Evaluating PR Candidates’ Writing Skills

Hiring a poor writer and thinking they’ll get better is a recipe for disaster. So, how do you know if you’re hiring a good writer?

Be sure to view examples of the candidate’s work. Ask them to complete a writing test or some type of exercise so you can get a feel for how they write “on their feet.” Are they able to write coherently and compellingly?

For more tips on evaluating a candidate’s writing skills, read 3 Essential Ways to Evaluate Your PR Job Candidates.

Become a Better Writer

While many may believe they have the writing chops needed to excel in PR, it’s true that not everyone does. So, if you recognize you need to improve, what’s the best way to get better?

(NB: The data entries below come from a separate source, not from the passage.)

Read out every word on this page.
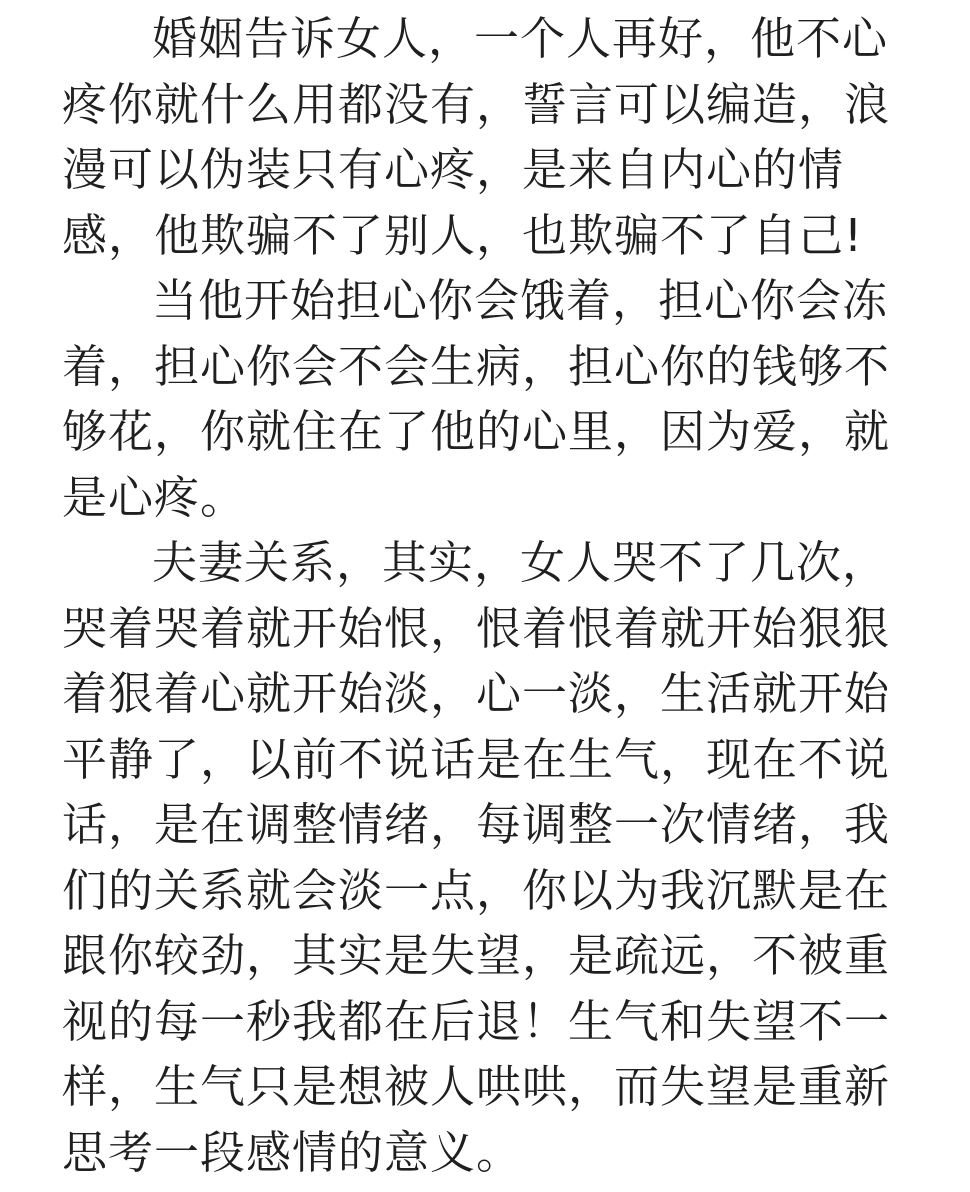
婚姻告诉女人，一个人再好，他不心
疼你就什么用都没有，誓言可以编造，浪
漫可以伪装只有心疼，是来自内心的情
感，他欺骗不了别人，也欺骗不了自己!
当他开始担心你会饿着，担心你会冻
着，担心你会不会生病，担心你的钱够不
够花，你就住在了他的心里，因为爱，就
是心疼。
夫妻关系，其实，女人哭不了几次，
哭着哭着就开始恨，恨着恨着就开始狠狠
着狠着心就开始淡，心一淡，生活就开始
平静了，以前不说话是在生气，现在不说
话，是在调整情绪，每调整一次情绪，我
们的关系就会淡一点，你以为我沉默是在
跟你较劲，其实是失望，是疏远，不被重
视的每一秒我都在后退！生气和失望不一
样，生气只是想被人哄哄，而失望是重新
思考一段感情的意义。
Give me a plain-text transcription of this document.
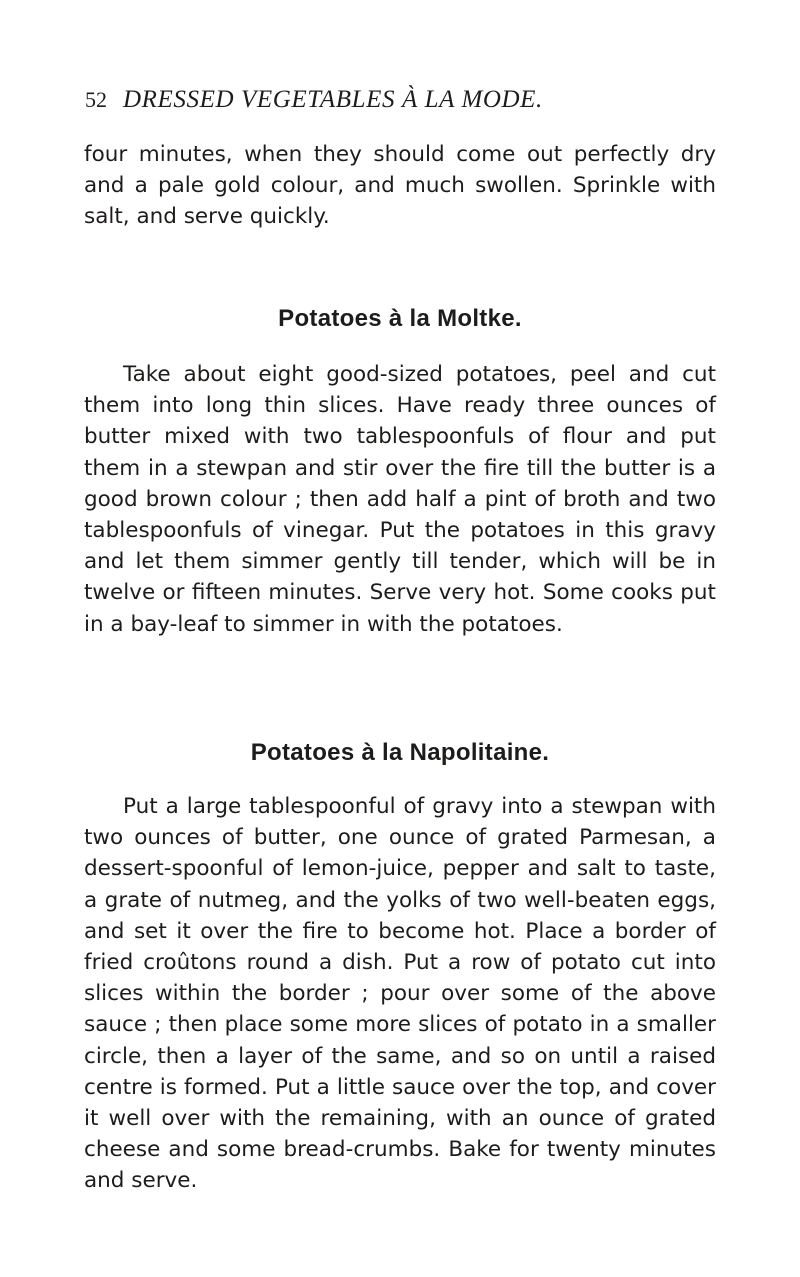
52 DRESSED VEGETABLES À LA MODE.

four minutes, when they should come out perfectly dry and a pale gold colour, and much swollen. Sprinkle with salt, and serve quickly.

Potatoes à la Moltke.

Take about eight good-sized potatoes, peel and cut them into long thin slices. Have ready three ounces of butter mixed with two tablespoonfuls of flour and put them in a stewpan and stir over the fire till the butter is a good brown colour ; then add half a pint of broth and two tablespoonfuls of vinegar. Put the potatoes in this gravy and let them simmer gently till tender, which will be in twelve or fifteen minutes. Serve very hot. Some cooks put in a bay-leaf to simmer in with the potatoes.

Potatoes à la Napolitaine.

Put a large tablespoonful of gravy into a stewpan with two ounces of butter, one ounce of grated Parmesan, a dessert-spoonful of lemon-juice, pepper and salt to taste, a grate of nutmeg, and the yolks of two well-beaten eggs, and set it over the fire to become hot. Place a border of fried croûtons round a dish. Put a row of potato cut into slices within the border ; pour over some of the above sauce ; then place some more slices of potato in a smaller circle, then a layer of the same, and so on until a raised centre is formed. Put a little sauce over the top, and cover it well over with the remaining, with an ounce of grated cheese and some bread-crumbs. Bake for twenty minutes and serve.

  • Write more: One of the best ways to get better at writing is—you guessed it—to write. Even if you can’t write as much as you’d like on the job, seek out other opportunities to write. Start your own blog. Ask to contribute to other blogs. Volunteer to take on writing projects that fall outside your usual responsibilities.
  • Take a class: If you want to check out an online course to improve your writing skills, Udemy offers some. There are also workshops and sessions offered by business writing pros like Ann Wylie or through an organization like the American Marketing Association or the Public Relations Society of America.
  • Read a book about writing: My favorite is Everybody Writes by Ann Handley. And what books does Ann recommend? Read her list, 12 Books That Will Make You a Better Writer and Storyteller.
  • Read more: Did you know that reading more also helps your writing? “Reading exposes us to other styles, other voices, other forms, and other genres of writing,” says Belle Beth Cooper of Buffer. “Importantly, it exposes us to writing that’s better than our own and helps us to improve.”
  • Follow writing experts: Lastly, follow writers like Wylie, Handley, and Josh Bernoff for examples on how to up your writing game. Contently and Copyblogger also publish great posts with writing tips.

Writing is a skill that will never go out of style. If you hone your writing (and storytelling) skills, your path in public relations can be limitless.